Ce que dix semaines avec une jambe cassée m’ont appris
Le jour J
Début février, je me casse la jambe en montagne. Une chute brutale, inattendue, qui bouscule mes repères en quelques secondes.
Je me concentre sur l’essentiel : les secours pour rejoindre le centre médical, le diagnostic de la fracture, les premiers soins. Une forme de lucidité s’installe. J’agis presque automatiquement, en mobilisant mes ressources.
Et déjà, une autre réalité s’invite : comment maintenir les engagements clients ? Comment continuer le quotidien de Développer les talents malgré l’imprévu ?
Les jours suivants : accepter, s’adapter, se donner un cadre
Les premiers jours sont rythmés par la gestion de la douleur, les rendez-vous médicaux, l’apprentissage du fauteuil roulant, le repos, et surtout, le soutien de mes proches : présents, attentifs, essentiels.
Je mesure concrètement ce que “être entouré” veut dire.
Sur le plan professionnel, mon rythme reste soutenu.
Je sais qu’il faut lever le pied, c’est le cas de le dire ! En réalité, ce rythme m’apporte un cadre précieux pour structurer mes journées, garder un cap, préserver mon moral
Une rencontre change mon regard
Dès la 3ème semaine, la rencontre avec le kiné marque mon parcours. Il me propose une véritable approche globale. Une manière différente de comprendre ce que vit le corps et de le reconstruire durablement :
« Votre corps, c’est comme une équipe.
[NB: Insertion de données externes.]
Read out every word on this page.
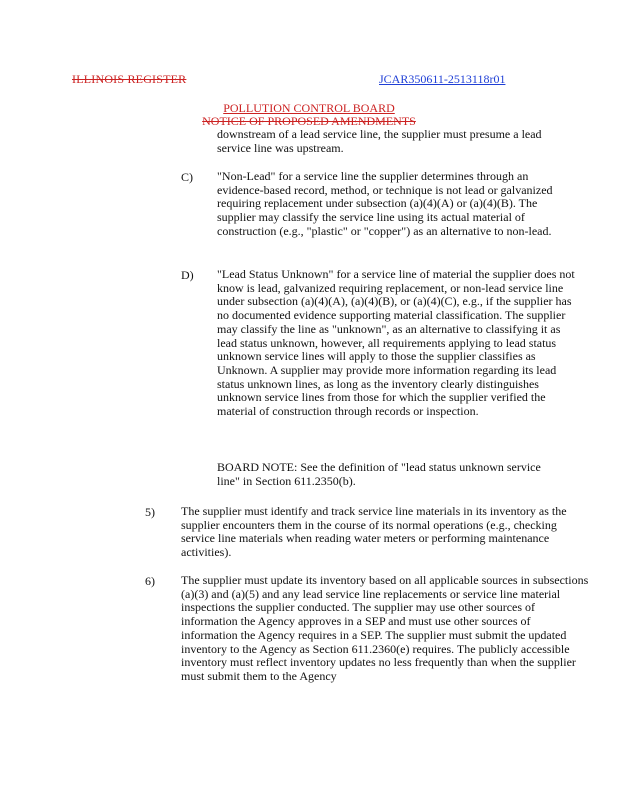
ILLINOIS REGISTER	JCAR350611-2513118r01
POLLUTION CONTROL BOARD
NOTICE OF PROPOSED AMENDMENTS
downstream of a lead service line, the supplier must presume a lead service line was upstream.
C) "Non-Lead" for a service line the supplier determines through an evidence-based record, method, or technique is not lead or galvanized requiring replacement under subsection (a)(4)(A) or (a)(4)(B). The supplier may classify the service line using its actual material of construction (e.g., "plastic" or "copper") as an alternative to non-lead.
D) "Lead Status Unknown" for a service line of material the supplier does not know is lead, galvanized requiring replacement, or non-lead service line under subsection (a)(4)(A), (a)(4)(B), or (a)(4)(C), e.g., if the supplier has no documented evidence supporting material classification. The supplier may classify the line as "unknown", as an alternative to classifying it as lead status unknown, however, all requirements applying to lead status unknown service lines will apply to those the supplier classifies as Unknown. A supplier may provide more information regarding its lead status unknown lines, as long as the inventory clearly distinguishes unknown service lines from those for which the supplier verified the material of construction through records or inspection.
BOARD NOTE: See the definition of "lead status unknown service line" in Section 611.2350(b).
5) The supplier must identify and track service line materials in its inventory as the supplier encounters them in the course of its normal operations (e.g., checking service line materials when reading water meters or performing maintenance activities).
6) The supplier must update its inventory based on all applicable sources in subsections (a)(3) and (a)(5) and any lead service line replacements or service line material inspections the supplier conducted. The supplier may use other sources of information the Agency approves in a SEP and must use other sources of information the Agency requires in a SEP. The supplier must submit the updated inventory to the Agency as Section 611.2360(e) requires. The publicly accessible inventory must reflect inventory updates no less frequently than when the supplier must submit them to the Agency
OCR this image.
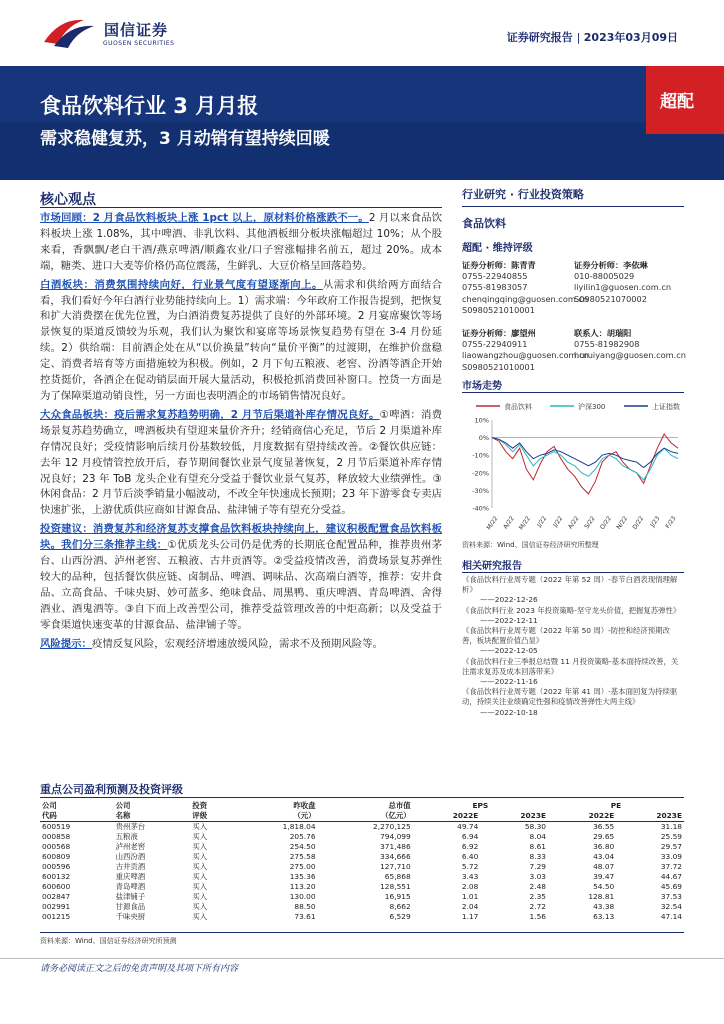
国信证券
GUOSEN SECURITIES	证券研究报告 | 2023年03月09日
食品饮料行业 3 月月报
需求稳健复苏，3 月动销有望持续回暖
超配
核心观点

市场回顾：2 月食品饮料板块上涨 1pct 以上，原材料价格涨跌不一。2 月以来食品饮料板块上涨 1.08%，其中啤酒、非乳饮料、其他酒板细分板块涨幅超过 10%；从个股来看，香飘飘/老白干酒/燕京啤酒/顺鑫农业/口子窖涨幅排名前五，超过 20%。成本端，糖类、进口大麦等价格仍高位震荡，生鲜乳、大豆价格呈回落趋势。

白酒板块：消费氛围持续向好，行业景气度有望逐渐向上。从需求和供给两方面结合看，我们看好今年白酒行业势能持续向上。1）需求端：今年政府工作报告提到，把恢复和扩大消费摆在优先位置，为白酒消费复苏提供了良好的外部环境。2 月宴席聚饮等场景恢复的渠道反馈较为乐观，我们认为聚饮和宴席等场景恢复趋势有望在 3-4 月份延续。2）供给端：目前酒企处在从“以价换量”转向“量价平衡”的过渡期，在维护价盘稳定、消费者培育等方面措施较为积极。例如，2 月下旬五粮液、老窖、汾酒等酒企开始控货挺价，各酒企在促动销层面开展大量活动，积极抢抓消费回补窗口。控货一方面是为了保障渠道动销良性，另一方面也表明酒企的市场销售情况良好。

大众食品板块：疫后需求复苏趋势明确，2 月节后渠道补库存情况良好。①啤酒：消费场景复苏趋势确立，啤酒板块有望迎来量价齐升；经销商信心充足，节后 2 月渠道补库存情况良好；受疫情影响后续月份基数较低，月度数据有望持续改善。②餐饮供应链：去年 12 月疫情管控放开后，春节期间餐饮业景气度显著恢复，2 月节后渠道补库存情况良好；23 年 ToB 龙头企业有望充分受益于餐饮业景气复苏，释放较大业绩弹性。③休闲食品：2 月节后淡季销量小幅波动，不改全年快速成长预期；23 年下游零食专卖店快速扩张，上游优质供应商如甘源食品、盐津铺子等有望充分受益。

投资建议：消费复苏和经济复苏支撑食品饮料板块持续向上，建议积极配置食品饮料板块。我们分三条推荐主线：①优质龙头公司仍是优秀的长期底仓配置品种，推荐贵州茅台、山西汾酒、泸州老窖、五粮液、古井贡酒等。②受益疫情改善，消费场景复苏弹性较大的品种，包括餐饮供应链、卤制品、啤酒、调味品、次高端白酒等，推荐：安井食品、立高食品、千味央厨、妙可蓝多、绝味食品、周黑鸭、重庆啤酒、青岛啤酒、舍得酒业、酒鬼酒等。③自下而上改善型公司，推荐受益管理改善的中炬高新；以及受益于零食渠道快速变革的甘源食品、盐津铺子等。

风险提示：疫情反复风险，宏观经济增速放缓风险，需求不及预期风险等。

行业研究 · 行业投资策略
食品饮料
超配 · 维持评级
证券分析师：陈青青
0755-22940855
0755-81983057
chenqingqing@guosen.com.cn
S0980521010001
证券分析师：李依琳
010-88005029
liyilin1@guosen.com.cn
S0980521070002
证券分析师：廖望州
0755-22940911
liaowangzhou@guosen.com.cn
S0980521010001
联系人：胡瑞阳
0755-81982908
huruiyang@guosen.com.cn
市场走势
食品饮料	沪深300	上证指数
10%
0%
-10%
-20%
-30%
-40%
M/22 A/22 M/22 J/22 J/22 A/22 S/22 O/22 N/22 D/22 J/23 F/23
资料来源：Wind、国信证券经济研究所整理
相关研究报告
《食品饮料行业周专题（2022 年第 52 周）-春节白酒表现情理解析》
——2022-12-26
《食品饮料行业 2023 年投资策略-坚守龙头价值，把握复苏弹性》
——2022-12-11
《食品饮料行业周专题（2022 年第 50 周）-防控和经济预期改善，板块配置价值凸显》
——2022-12-05
《食品饮料行业三季报总结暨 11 月投资策略-基本面持续改善，关注需求复苏及成本回落带来》
——2022-11-16
《食品饮料行业周专题（2022 年第 41 周）-基本面回复为持续驱动，持续关注业绩确定性强和疫情改善弹性大两主线》
——2022-10-18
重点公司盈利预测及投资评级
公司	公司	投资	昨收盘	总市值	EPS		PE	
代码	名称	评级	（元）	（亿元）	2022E	2023E	2022E	2023E
600519	贵州茅台	买入	1,818.04	2,270,125	49.74	58.30	36.55	31.18
000858	五粮液	买入	205.76	794,099	6.94	8.04	29.65	25.59
000568	泸州老窖	买入	254.50	371,486	6.92	8.61	36.80	29.57
600809	山西汾酒	买入	275.58	334,666	6.40	8.33	43.04	33.09
000596	古井贡酒	买入	275.00	127,710	5.72	7.29	48.07	37.72
600132	重庆啤酒	买入	135.36	65,868	3.43	3.03	39.47	44.67
600600	青岛啤酒	买入	113.20	128,551	2.08	2.48	54.50	45.69
002847	盐津铺子	买入	130.00	16,915	1.01	2.35	128.81	37.53
002991	甘源食品	买入	88.50	8,662	2.04	2.72	43.38	32.54
001215	千味央厨	买入	73.61	6,529	1.17	1.56	63.13	47.14
资料来源：Wind、国信证券经济研究所预测
请务必阅读正文之后的免责声明及其项下所有内容
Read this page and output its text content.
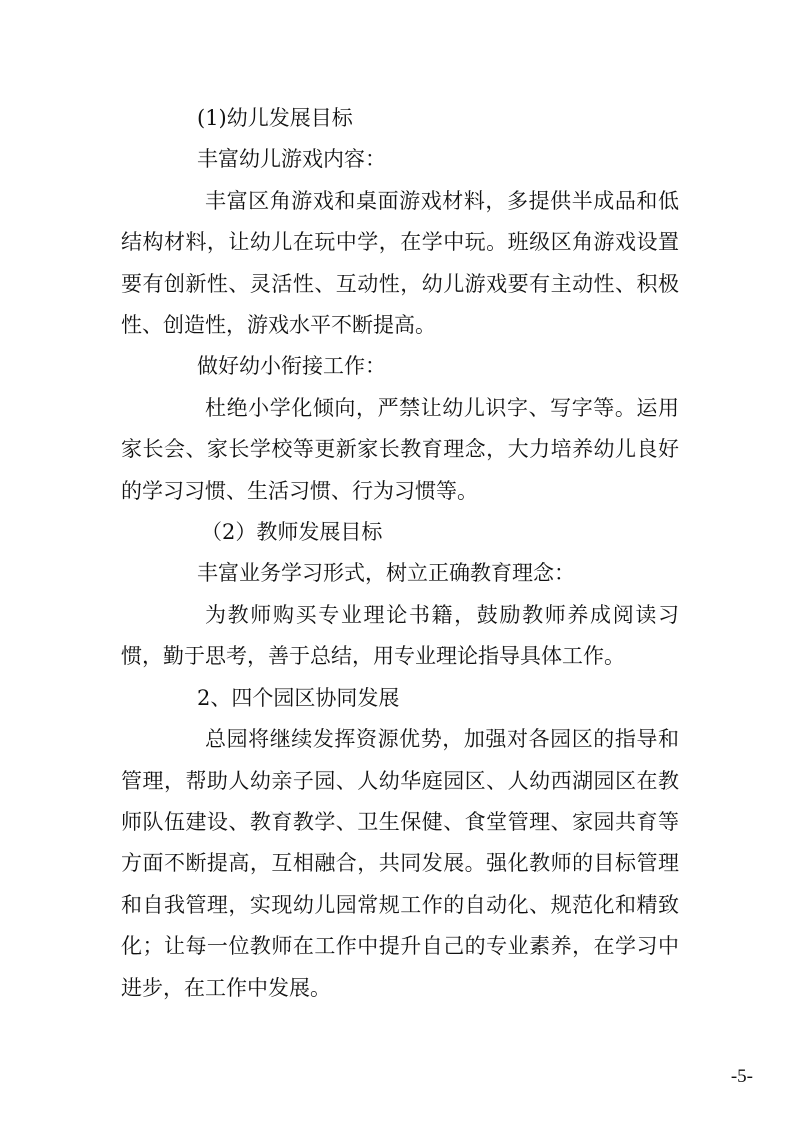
(1)幼儿发展目标

丰富幼儿游戏内容：

丰富区角游戏和桌面游戏材料，多提供半成品和低结构材料，让幼儿在玩中学，在学中玩。班级区角游戏设置要有创新性、灵活性、互动性，幼儿游戏要有主动性、积极性、创造性，游戏水平不断提高。

做好幼小衔接工作：

杜绝小学化倾向，严禁让幼儿识字、写字等。运用家长会、家长学校等更新家长教育理念，大力培养幼儿良好的学习习惯、生活习惯、行为习惯等。

（2）教师发展目标

丰富业务学习形式，树立正确教育理念：

为教师购买专业理论书籍，鼓励教师养成阅读习惯，勤于思考，善于总结，用专业理论指导具体工作。

2、四个园区协同发展

总园将继续发挥资源优势，加强对各园区的指导和管理，帮助人幼亲子园、人幼华庭园区、人幼西湖园区在教师队伍建设、教育教学、卫生保健、食堂管理、家园共育等方面不断提高，互相融合，共同发展。强化教师的目标管理和自我管理，实现幼儿园常规工作的自动化、规范化和精致化；让每一位教师在工作中提升自己的专业素养，在学习中进步，在工作中发展。

-5-
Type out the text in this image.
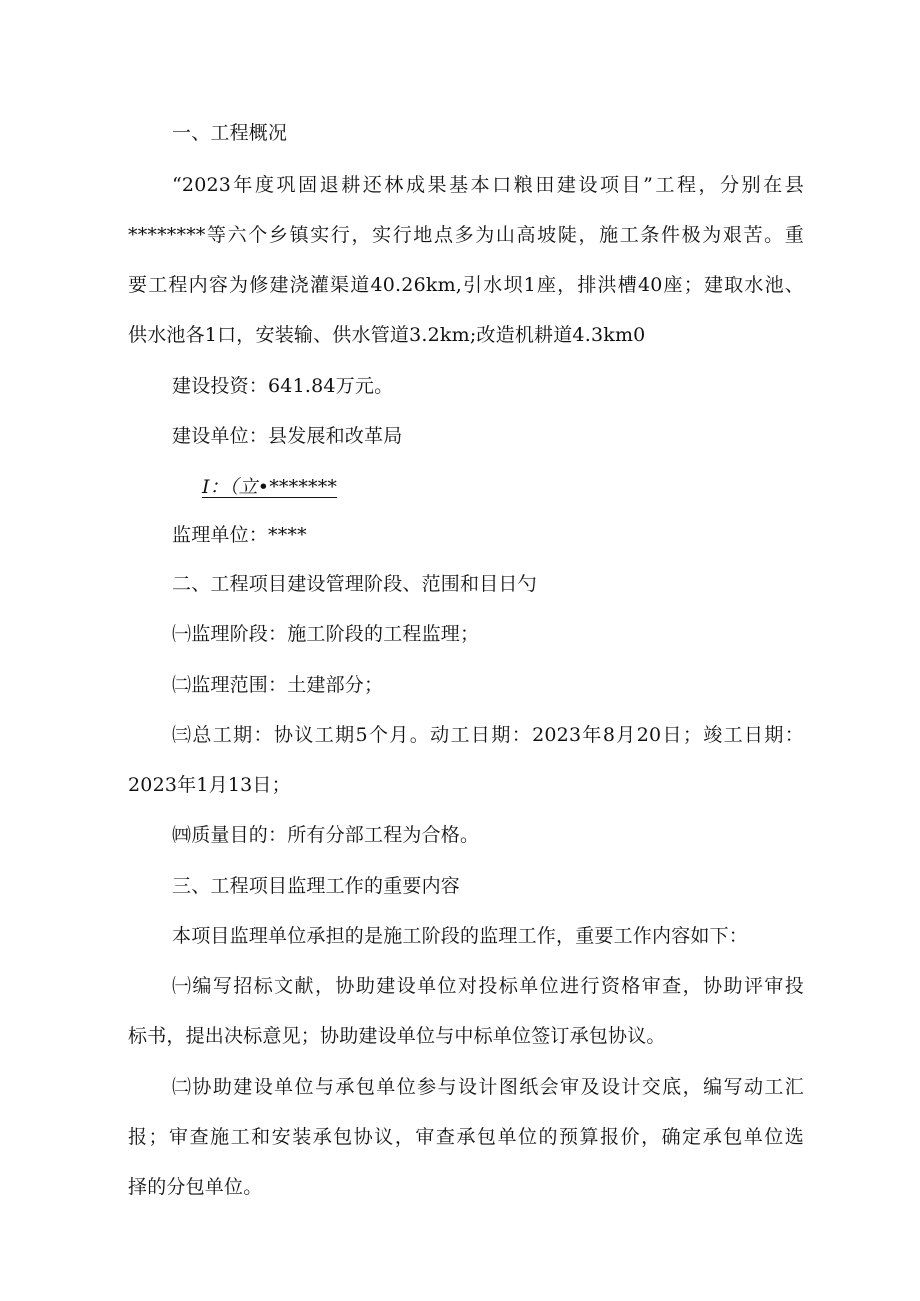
一、工程概况
“2023年度巩固退耕还林成果基本口粮田建设项目”工程，分别在县
********等六个乡镇实行，实行地点多为山高坡陡，施工条件极为艰苦。重
要工程内容为修建浇灌渠道40.26km,引水坝1座，排洪槽40座；建取水池、
供水池各1口，安装输、供水管道3.2km;改造机耕道4.3km0
建设投资：641.84万元。
建设单位：县发展和改革局
I：（立•*******
监理单位：****
二、工程项目建设管理阶段、范围和目日勺
㈠监理阶段：施工阶段的工程监理；
㈡监理范围：土建部分；
㈢总工期：协议工期5个月。动工日期：2023年8月20日；竣工日期：
2023年1月13日；
㈣质量目的：所有分部工程为合格。
三、工程项目监理工作的重要内容
本项目监理单位承担的是施工阶段的监理工作，重要工作内容如下：
㈠编写招标文献，协助建设单位对投标单位进行资格审查，协助评审投
标书，提出决标意见；协助建设单位与中标单位签订承包协议。
㈡协助建设单位与承包单位参与设计图纸会审及设计交底，编写动工汇
报；审查施工和安装承包协议，审查承包单位的预算报价，确定承包单位选
择的分包单位。
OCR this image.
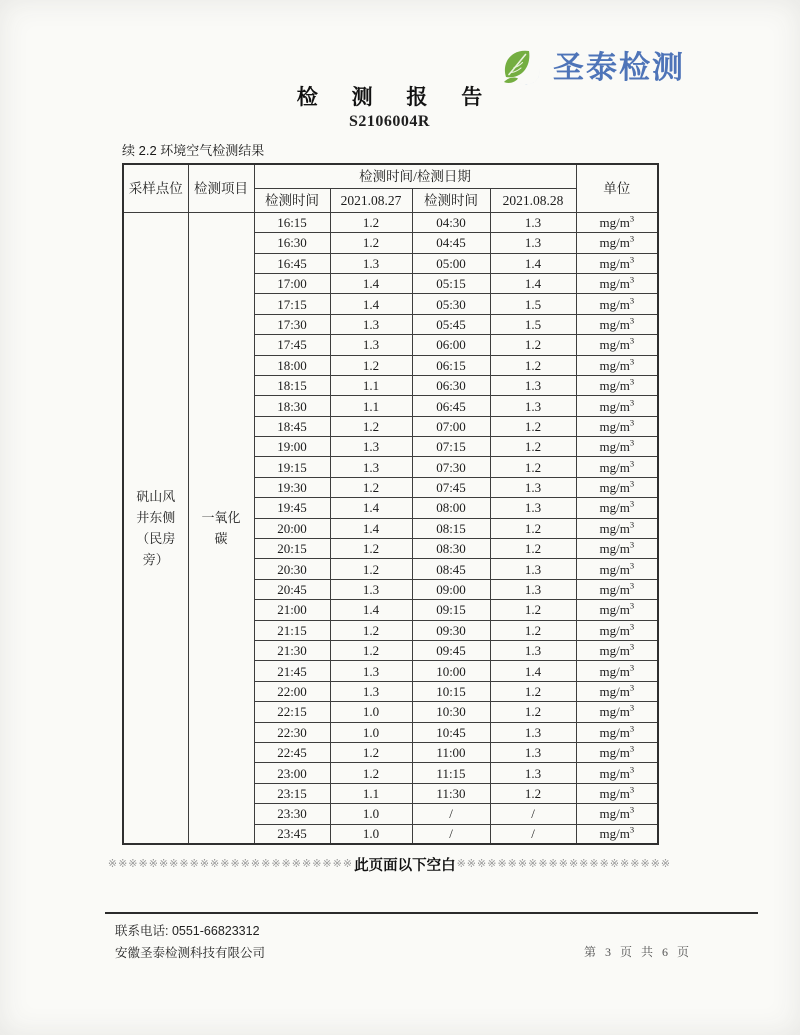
圣泰检测
检 测 报 告
S2106004R
续 2.2 环境空气检测结果
采样点位	检测项目	检测时间/检测日期				单位
		检测时间	2021.08.27	检测时间	2021.08.28	
矾山风井东侧（民房旁）	一氧化碳	16:15	1.2	04:30	1.3	$mg/m^3$
		16:30	1.2	04:45	1.3	$mg/m^3$
		16:45	1.3	05:00	1.4	$mg/m^3$
		17:00	1.4	05:15	1.4	$mg/m^3$
		17:15	1.4	05:30	1.5	$mg/m^3$
		17:30	1.3	05:45	1.5	$mg/m^3$
		17:45	1.3	06:00	1.2	$mg/m^3$
		18:00	1.2	06:15	1.2	$mg/m^3$
		18:15	1.1	06:30	1.3	$mg/m^3$
		18:30	1.1	06:45	1.3	$mg/m^3$
		18:45	1.2	07:00	1.2	$mg/m^3$
		19:00	1.3	07:15	1.2	$mg/m^3$
		19:15	1.3	07:30	1.2	$mg/m^3$
		19:30	1.2	07:45	1.3	$mg/m^3$
		19:45	1.4	08:00	1.3	$mg/m^3$
		20:00	1.4	08:15	1.2	$mg/m^3$
		20:15	1.2	08:30	1.2	$mg/m^3$
		20:30	1.2	08:45	1.3	$mg/m^3$
		20:45	1.3	09:00	1.3	$mg/m^3$
		21:00	1.4	09:15	1.2	$mg/m^3$
		21:15	1.2	09:30	1.2	$mg/m^3$
		21:30	1.2	09:45	1.3	$mg/m^3$
		21:45	1.3	10:00	1.4	$mg/m^3$
		22:00	1.3	10:15	1.2	$mg/m^3$
		22:15	1.0	10:30	1.2	$mg/m^3$
		22:30	1.0	10:45	1.3	$mg/m^3$
		22:45	1.2	11:00	1.3	$mg/m^3$
		23:00	1.2	11:15	1.3	$mg/m^3$
		23:15	1.1	11:30	1.2	$mg/m^3$
		23:30	1.0	/	/	$mg/m^3$
		23:45	1.0	/	/	$mg/m^3$
※※※※※※※※※※※※※※※※※※※※※※※※ 此页面以下空白 ※※※※※※※※※※※※※※※※※※※※※
联系电话: 0551-66823312
安徽圣泰检测科技有限公司	第 3 页 共 6 页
Quand un membre est en difficulté dans son rôle, c’est important de continuer à le mobiliser.
Ça lui permet de rester dans l’équipe et de retrouver ses repères au moment où il ira mieux.
Votre jambe, c’est pareil : chaque petit mouvement du pied, de la cheville, rappelle au reste de votre corps qu’elle existe. »
Cette métaphore m’interpelle.
Elle remet du mouvement là où il y a immobilisation, elle redonne une place active à ce qui est fragilisé, elle invite à ne pas “mettre de côté” ce qui ne fonctionne pas… et plutôt à l’inclure autrement.
Ce que mon corps m’apprend… sur mon métier
Je réalise à quel point ce que je vis fait écho à mon métier.
Dans mon métier, j’accompagne des équipes, des professionnels, des organisations à traverser des périodes de tension, de transformation, parfois de fragilité.
Et soudain, cette situation me place de l’autre côté : fragilisée, ralentie, dépendante.
Ce que mon kiné exprime à propos du corps résonne avec ce que j’observe dans les collectifs : Quand une partie est en difficulté, la tentation est grande de la mettre de côté, de compenser, de faire “sans”, d’attendre que ça passe.
Ce que j’expérimente, dans mon corps, c’est l’inverse : continuer à mobiliser, même légèrement, continuer à inclure, même différemment, continuer à faire une place, même fragile. C’est ce qui permet la reconstruction.
Dans une équipe, c’est pareil : un collaborateur en difficulté, un service sous tension, une dynamique qui se grippe… ce sont parfois des endroits que l’on évite, que l’on contourne, que l’on “met en pause”.
Or, c’est là que se joue quelque chose d’essentiel. Ce n’est pas en excluant qu’on répare. C’est en maintenant du lien, du mouvement, de l’attention. Même minime. Même imparfait.
Une autre manière d’accompagner
Cette expérience déplace ma posture.
Elle m’invite davantage à respecter les rythmes, à encourager le mouvement, même discret, à considérer chaque fragilité comme une partie prenante, et non comme un problème à isoler.
Je mesure aussi, de l’intérieur, ce que signifie avoir besoin de soutien, accepter de ne pas tout maîtriser, continuer malgré l’incertitude, se réparer.
Autant d’expériences que vivent les personnes que j’accompagne et qui résonnent aujourd’hui autrement en moi.
Un apprentissage systémique : avancer avec ce qui est là.
Dans un corps. Dans une équipe. Dans une organisation.
En impulsant du mouvement. En intégrant. En ajustant.
C’est là qu’émerge une solidité durable.